Postby fruhmenschen » Sat Nov 01, 2014 7:51 pm

The murders of Special Agents, Christopher Lorek and Stephen Shaw

see link for full story


http://therebel.org/en/andrew-macgregor ... ephen-shaw


Created on 13 March 2014

The media has informed us that the two FBI Special Agents, Christopher Lorek and Stephen Shaw were in charge of the FBI squad that ‘arrested’ the ‘bomber suspect’ Dzokhar Tsarnaev on the 19th of April 2013. Both of these men belonged to the ‘Hostage Rescue Team’ and as such would have to be considered ‘out of the loop’ or not aware of Agent James F. Yacone’s agenda.

I would suggest that when ‘Yacone’s SWAT teams opened fire on Dzokhar Tsarnaev as he emerged from the boat he had been hiding in, that both Lorek and Shaw ordered an immediate ceasefire, and thus saved the young Tsarnaev’s life, but were unable to stop one of the SWAT team from slitting his throat.

Lorek and Shaw’s response to this felonious behaviour would have been to confront Special Agent James Yacone, and inform him of their observations of his criminal behaviour, and threaten retaliatory action if it continued.

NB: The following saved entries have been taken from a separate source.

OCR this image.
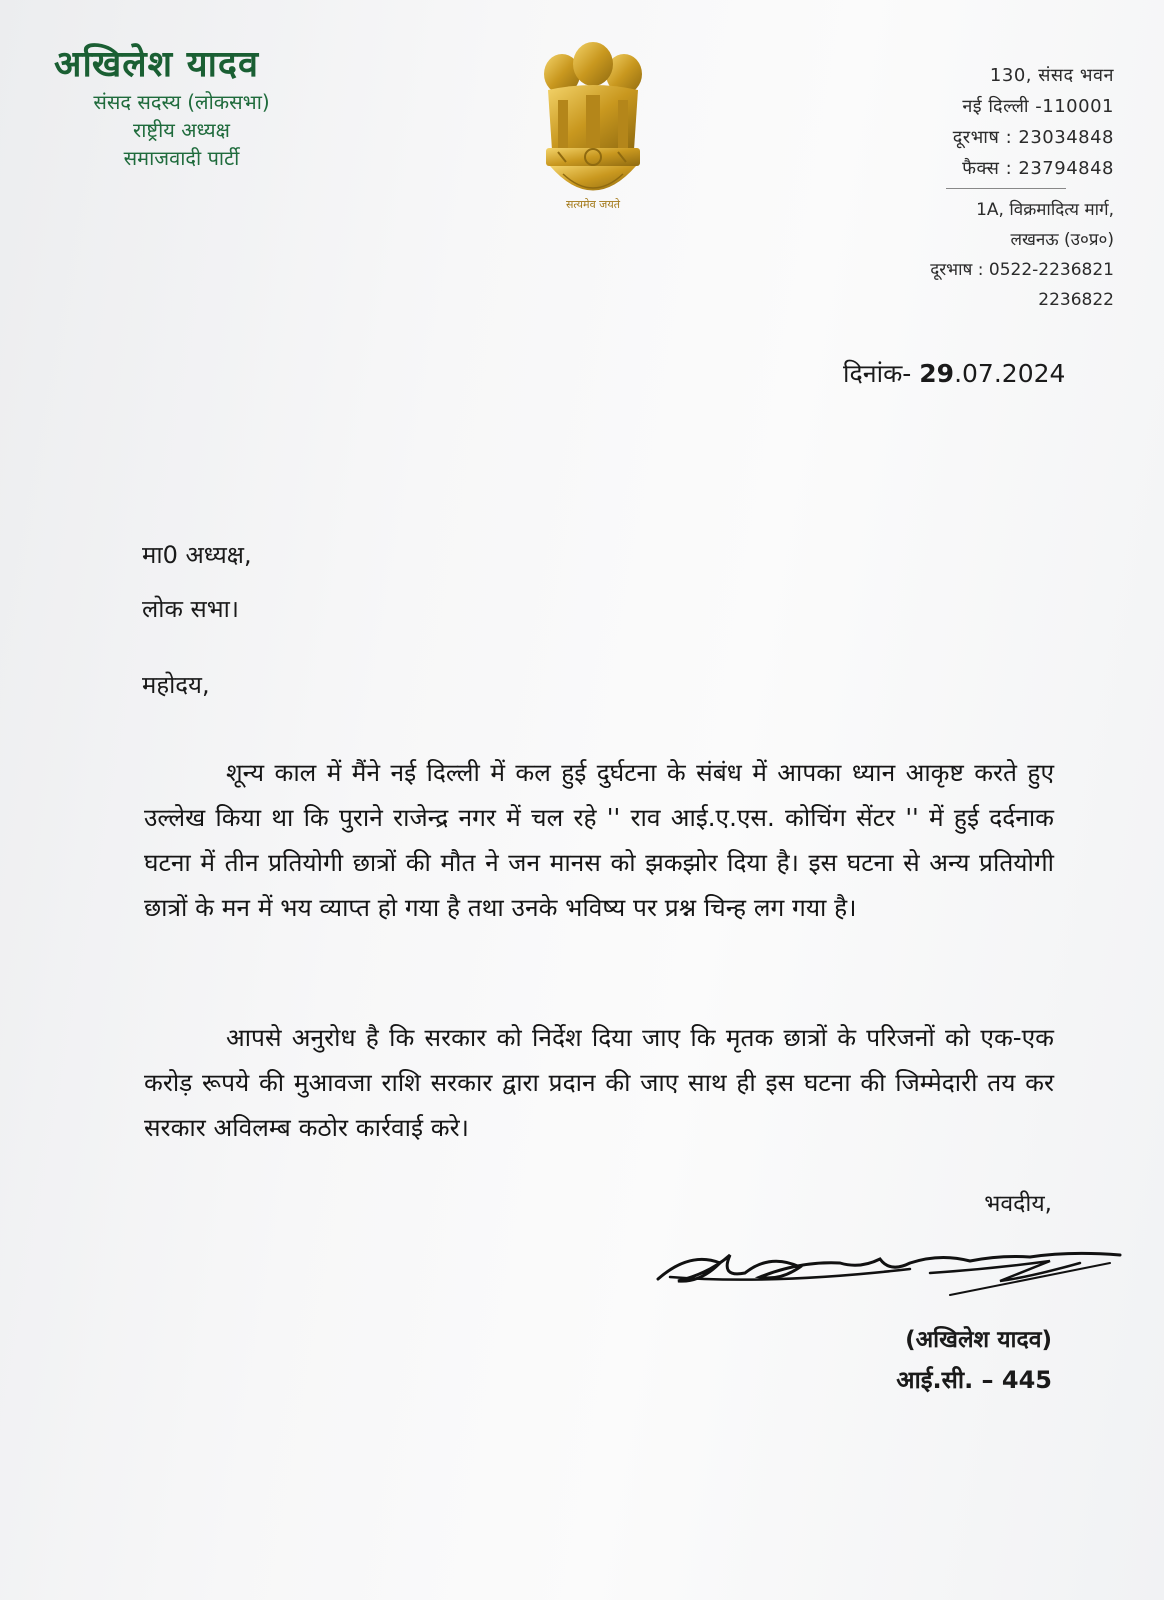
अखिलेश यादव

संसद सदस्य (लोकसभा)
राष्ट्रीय अध्यक्ष
समाजवादी पार्टी
सत्यमेव जयते
130, संसद भवन
नई दिल्ली -110001
दूरभाष : 23034848
फैक्स : 23794848
1A, विक्रमादित्य मार्ग,
लखनऊ (उ०प्र०)
दूरभाष : 0522-2236821
2236822
दिनांक- 29.07.2024
मा0 अध्यक्ष,
लोक सभा।
महोदय,
शून्य काल में मैंने नई दिल्ली में कल हुई दुर्घटना के संबंध में आपका ध्यान आकृष्ट करते हुए उल्लेख किया था कि पुराने राजेन्द्र नगर में चल रहे '' राव आई.ए.एस. कोचिंग सेंटर '' में हुई दर्दनाक घटना में तीन प्रतियोगी छात्रों की मौत ने जन मानस को झकझोर दिया है। इस घटना से अन्य प्रतियोगी छात्रों के मन में भय व्याप्त हो गया है तथा उनके भविष्य पर प्रश्न चिन्ह लग गया है।
आपसे अनुरोध है कि सरकार को निर्देश दिया जाए कि मृतक छात्रों के परिजनों को एक-एक करोड़ रूपये की मुआवजा राशि सरकार द्वारा प्रदान की जाए साथ ही इस घटना की जिम्मेदारी तय कर सरकार अविलम्ब कठोर कार्रवाई करे।
भवदीय,
(अखिलेश यादव)
आई.सी. – 445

I would also believe that both Lorek and Shaw would have then written a full report on what they observed to be forwarded to the Head of the FBI, Director Robert S. Mueller.

If the problem that had arisen here had stayed with the FBI Director, then Mueller could have informed both Lorek and Shaw that Yacone’s actions were valid in the ‘present situation’ and ordered both Lorek and Shaw to desist from their objections. However, this would have left a possible impediment to Yacone’s course of action as if he continued to murder what he considered a ‘security breach’, the possibility of Lorek and Shaw exposing the affair was a strong possibility. This means that Special Agent James F. Yacone had to take measures to remove that threat.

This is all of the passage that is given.